I believe this approach is not as useful as you suggest. Let me
pose a question to you involving inference under incomplete
information: All I tell you about a quantity A is that its value
(or values) are somewhere between 2 and 4, and all we know
about B is that it's between 1 and 3. Now I ask what you can
say about the sum A+B.
We can compute an answer based on a maximum entropy
argument that we could attribute to Jaynes (or, for that matter,
to Laplace himself). It models A and B with uniform distributions
because we know only their ranges. It models the dependency
between the quantities A and B with the independence copula
because that is the most entropic copula. We then just compute
the convolution, either analytically or by a brute-force method
such as Monte Carlo, and find the answer to be a symmetric
triangular distribution between 3 and 7.
It is clear that this answer is free lunch, information-theoretically
speaking. It is clear that all we really *know* about the sum
is that its range is between 3 and 7. A different maximum
entropy argument would then suggest we should model the
sum as a uniform distribution. The inconsistency between the
triangular and uniform consistutes a reductio ad absurdum.
I think that maximum entropy arguments really only amount
to mathematical wishful thinking. Its limitations are especially
serious in disciplines like risk analysis where information is
usually extremely sparse and wishful thinking can lead to
very unpleasant outcomes like people dying and bridges
collapsing.
I agree that we shouldn't blame a mathematical theory for its
misapplications. However, I think that there is some blame
that should go to overzealous proponents of a theory [not you,
of course] who've tried to convince risk analysts that probability
theory is the only consistent calculus for propagating uncertainty.
This is clearly erroneous. Interval analysis is certainly consistent
(albeit less powerful when information is abundant).
> 2) For one reason or another, people don;t want to understand the
> difference between (i) inference (= _calculating_ probability
> distributions from given inputs, using bayes rule as the _unique_
> and _consistent_ calculus for doing this), and (ii) decision making
> (= looking at the resulting inference, and deciding what to do next).
> This decision making is _not_ unique and consistent.
> Most other uncertainty calculi mixed both problems together.
I generally agree that there's an important difference
between formal inference and modeling on a broader
scale. One can be pure while the other is quite messy.

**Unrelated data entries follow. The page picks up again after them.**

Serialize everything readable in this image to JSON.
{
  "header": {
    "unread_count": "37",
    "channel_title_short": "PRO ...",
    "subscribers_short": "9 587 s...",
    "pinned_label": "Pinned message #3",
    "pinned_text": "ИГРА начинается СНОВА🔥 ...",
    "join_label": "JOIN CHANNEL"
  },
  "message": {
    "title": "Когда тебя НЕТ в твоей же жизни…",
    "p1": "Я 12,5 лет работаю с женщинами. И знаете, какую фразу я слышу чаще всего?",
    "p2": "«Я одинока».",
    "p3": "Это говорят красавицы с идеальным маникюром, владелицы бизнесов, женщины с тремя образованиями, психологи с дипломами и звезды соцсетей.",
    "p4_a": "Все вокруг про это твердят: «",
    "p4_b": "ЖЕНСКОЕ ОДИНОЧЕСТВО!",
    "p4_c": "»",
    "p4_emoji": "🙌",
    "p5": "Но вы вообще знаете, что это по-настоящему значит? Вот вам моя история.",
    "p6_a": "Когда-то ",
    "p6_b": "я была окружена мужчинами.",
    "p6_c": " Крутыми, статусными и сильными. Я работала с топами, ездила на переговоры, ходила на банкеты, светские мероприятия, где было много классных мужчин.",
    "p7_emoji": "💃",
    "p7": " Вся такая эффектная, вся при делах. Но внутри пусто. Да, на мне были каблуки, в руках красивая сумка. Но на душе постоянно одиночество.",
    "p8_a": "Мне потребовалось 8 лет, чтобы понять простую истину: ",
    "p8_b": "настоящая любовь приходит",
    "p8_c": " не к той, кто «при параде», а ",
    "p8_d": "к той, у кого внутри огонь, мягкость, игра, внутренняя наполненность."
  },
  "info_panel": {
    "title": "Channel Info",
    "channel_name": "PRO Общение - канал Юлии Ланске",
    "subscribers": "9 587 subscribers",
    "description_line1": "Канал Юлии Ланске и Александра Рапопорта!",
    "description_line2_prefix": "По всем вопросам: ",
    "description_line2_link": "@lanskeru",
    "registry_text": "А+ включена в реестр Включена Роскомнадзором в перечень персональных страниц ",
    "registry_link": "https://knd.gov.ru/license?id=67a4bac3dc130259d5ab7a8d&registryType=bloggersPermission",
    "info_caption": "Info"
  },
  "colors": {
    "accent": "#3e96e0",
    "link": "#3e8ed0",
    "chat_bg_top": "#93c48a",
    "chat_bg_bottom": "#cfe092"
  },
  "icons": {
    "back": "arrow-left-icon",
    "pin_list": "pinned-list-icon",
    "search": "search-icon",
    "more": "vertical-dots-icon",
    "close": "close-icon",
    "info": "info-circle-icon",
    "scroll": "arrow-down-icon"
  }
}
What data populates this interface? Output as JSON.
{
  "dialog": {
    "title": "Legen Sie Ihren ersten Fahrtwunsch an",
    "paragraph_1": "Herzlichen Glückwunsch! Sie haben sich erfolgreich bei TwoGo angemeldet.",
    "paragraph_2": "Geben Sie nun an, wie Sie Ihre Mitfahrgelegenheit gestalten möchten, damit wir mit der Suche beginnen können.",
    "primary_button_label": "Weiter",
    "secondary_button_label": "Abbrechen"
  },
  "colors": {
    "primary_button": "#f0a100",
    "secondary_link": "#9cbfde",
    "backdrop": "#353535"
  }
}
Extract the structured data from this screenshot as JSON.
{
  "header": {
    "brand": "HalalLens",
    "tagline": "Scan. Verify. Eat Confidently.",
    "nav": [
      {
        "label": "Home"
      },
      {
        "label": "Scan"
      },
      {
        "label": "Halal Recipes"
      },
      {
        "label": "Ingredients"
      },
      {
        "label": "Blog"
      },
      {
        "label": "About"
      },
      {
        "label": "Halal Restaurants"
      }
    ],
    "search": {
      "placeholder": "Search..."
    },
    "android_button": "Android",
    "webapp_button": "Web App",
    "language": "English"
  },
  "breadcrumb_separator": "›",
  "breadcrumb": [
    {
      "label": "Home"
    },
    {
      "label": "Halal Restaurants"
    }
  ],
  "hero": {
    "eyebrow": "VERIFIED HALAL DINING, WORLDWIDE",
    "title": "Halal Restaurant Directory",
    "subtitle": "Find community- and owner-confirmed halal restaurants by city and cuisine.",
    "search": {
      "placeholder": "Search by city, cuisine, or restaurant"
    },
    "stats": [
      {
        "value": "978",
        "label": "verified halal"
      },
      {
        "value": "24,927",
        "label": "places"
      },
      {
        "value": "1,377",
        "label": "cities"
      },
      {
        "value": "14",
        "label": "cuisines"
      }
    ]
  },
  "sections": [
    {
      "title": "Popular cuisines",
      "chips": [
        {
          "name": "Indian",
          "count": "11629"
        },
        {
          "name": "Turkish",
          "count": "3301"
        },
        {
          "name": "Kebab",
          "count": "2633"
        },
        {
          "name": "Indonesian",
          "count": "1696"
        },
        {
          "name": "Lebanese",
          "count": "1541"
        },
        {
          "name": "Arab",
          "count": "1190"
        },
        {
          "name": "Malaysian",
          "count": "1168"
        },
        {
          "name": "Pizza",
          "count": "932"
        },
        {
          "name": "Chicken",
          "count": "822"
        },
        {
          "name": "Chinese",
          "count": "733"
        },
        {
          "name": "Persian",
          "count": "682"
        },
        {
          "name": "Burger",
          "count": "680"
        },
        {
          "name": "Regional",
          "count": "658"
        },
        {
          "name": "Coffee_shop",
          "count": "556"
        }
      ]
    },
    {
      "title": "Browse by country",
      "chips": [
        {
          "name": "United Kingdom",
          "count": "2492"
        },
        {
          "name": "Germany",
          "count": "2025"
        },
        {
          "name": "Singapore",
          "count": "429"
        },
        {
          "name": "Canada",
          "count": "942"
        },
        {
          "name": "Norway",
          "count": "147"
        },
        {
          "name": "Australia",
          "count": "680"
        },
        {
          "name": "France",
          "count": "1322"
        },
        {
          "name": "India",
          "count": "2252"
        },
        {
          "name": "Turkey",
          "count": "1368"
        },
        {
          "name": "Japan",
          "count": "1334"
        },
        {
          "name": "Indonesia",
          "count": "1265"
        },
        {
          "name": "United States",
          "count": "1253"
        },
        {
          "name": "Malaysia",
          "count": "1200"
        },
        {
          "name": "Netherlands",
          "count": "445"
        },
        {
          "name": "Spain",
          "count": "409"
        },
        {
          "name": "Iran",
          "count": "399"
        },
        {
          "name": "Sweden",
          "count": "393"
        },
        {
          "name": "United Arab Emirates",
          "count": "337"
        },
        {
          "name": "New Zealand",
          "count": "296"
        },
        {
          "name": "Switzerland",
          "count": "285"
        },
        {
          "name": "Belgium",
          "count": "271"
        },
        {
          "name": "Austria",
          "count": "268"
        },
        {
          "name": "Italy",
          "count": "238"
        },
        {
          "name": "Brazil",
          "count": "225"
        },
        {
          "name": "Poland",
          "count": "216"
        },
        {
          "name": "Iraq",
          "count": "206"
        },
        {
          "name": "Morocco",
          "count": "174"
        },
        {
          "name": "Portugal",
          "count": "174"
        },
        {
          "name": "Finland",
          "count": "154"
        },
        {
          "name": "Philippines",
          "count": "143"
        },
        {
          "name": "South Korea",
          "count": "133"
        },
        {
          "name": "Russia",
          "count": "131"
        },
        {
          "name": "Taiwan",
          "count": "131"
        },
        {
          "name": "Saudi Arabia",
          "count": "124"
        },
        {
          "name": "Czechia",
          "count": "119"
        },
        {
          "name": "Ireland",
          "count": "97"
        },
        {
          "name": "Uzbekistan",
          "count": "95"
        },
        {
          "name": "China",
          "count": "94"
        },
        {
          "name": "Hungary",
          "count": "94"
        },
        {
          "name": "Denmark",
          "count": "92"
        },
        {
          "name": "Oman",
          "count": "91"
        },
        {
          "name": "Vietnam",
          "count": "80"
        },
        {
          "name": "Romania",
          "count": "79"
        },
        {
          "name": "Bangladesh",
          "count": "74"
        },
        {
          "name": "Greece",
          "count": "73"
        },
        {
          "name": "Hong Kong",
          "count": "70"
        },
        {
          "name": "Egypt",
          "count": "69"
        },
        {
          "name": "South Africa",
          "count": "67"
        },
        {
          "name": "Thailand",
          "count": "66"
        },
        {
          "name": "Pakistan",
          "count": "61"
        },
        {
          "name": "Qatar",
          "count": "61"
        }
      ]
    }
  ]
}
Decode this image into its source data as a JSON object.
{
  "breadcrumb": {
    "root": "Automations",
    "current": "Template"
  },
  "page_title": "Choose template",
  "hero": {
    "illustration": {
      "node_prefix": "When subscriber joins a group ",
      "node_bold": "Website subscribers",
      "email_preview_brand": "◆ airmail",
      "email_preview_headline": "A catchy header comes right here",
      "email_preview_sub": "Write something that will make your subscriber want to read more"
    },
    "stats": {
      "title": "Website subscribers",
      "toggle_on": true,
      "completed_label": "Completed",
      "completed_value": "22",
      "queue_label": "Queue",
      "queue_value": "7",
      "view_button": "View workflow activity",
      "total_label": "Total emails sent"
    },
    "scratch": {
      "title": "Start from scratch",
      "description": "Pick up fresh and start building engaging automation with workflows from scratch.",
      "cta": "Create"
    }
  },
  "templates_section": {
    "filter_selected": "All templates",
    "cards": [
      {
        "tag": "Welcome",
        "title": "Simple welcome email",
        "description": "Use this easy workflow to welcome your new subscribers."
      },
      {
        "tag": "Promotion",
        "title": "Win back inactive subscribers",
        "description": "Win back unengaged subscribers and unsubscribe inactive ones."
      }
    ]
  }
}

> > In principle, the different t-(co)norms correspond to different
> > underlying mechanisms that govern how the inputs should
> > be combined. This should rightly be considered flexibility,
> > rather than merely loose definition.
> What I (and others) say is: Bayesian probability has _first principles_ to
> derive the single rule with which to process the inputs; other uncertainty
> calculi don't. So, this is not flexibility, this is putting your head in
> the ground, not willing to see which first principles you violate (or
> adhere to).
I suspect that the real problem is that the fuzzy types
have not yet given adequate interpretations for any
of these norms or co-norms. You may be right that
there aren't any coherent interpretations that they're
going to come up with.
> > > Hence, fuzzy logic is indeed more general; in fact it is too general to
> > > be still called a scientific paradigm (because of the above-mentioned
> > > indefiniteness of its calculus).
> >
> > It does seem clear that a fuzzy approach is more general because
> > it is axiomatically weaker, but I don't think it's quite fair to conclude
> > it's uselessly general.
> I agree with this: fuzzy logic has been used for half a century already,
> but, as an old controls guy has told me some time ``we used to call this
> common sense, now they think they need university professors to explain the
> same thing'' :-)
Hmmm.
> > Perhaps a more generous interpretation is
> > that it has *wider applicability* than a strict probabilistic approach.
> > Concomitantly, we'd expect it to be a less powerful theory in
> > situations where the axioms of probability theory are satisfied.
> I agree with this completely: I have encountered enough situations in my
> own research (sensor based robotics) where it is indeed impossible to do a
> clean probabilistic analysis. (Or I should rather say: ``I am too stupid to
> do it''...) And we hired a PhD in fuzzy theory and possibility theory to
> help us out; the result being that I now have experienced that these
> theories are incredibly flexible but at the same time incredibly arbitrary.
I find the arbitrariness disturbing too. I'm actually less convinced
in the practical utility of fuzzy methods than you seem to be.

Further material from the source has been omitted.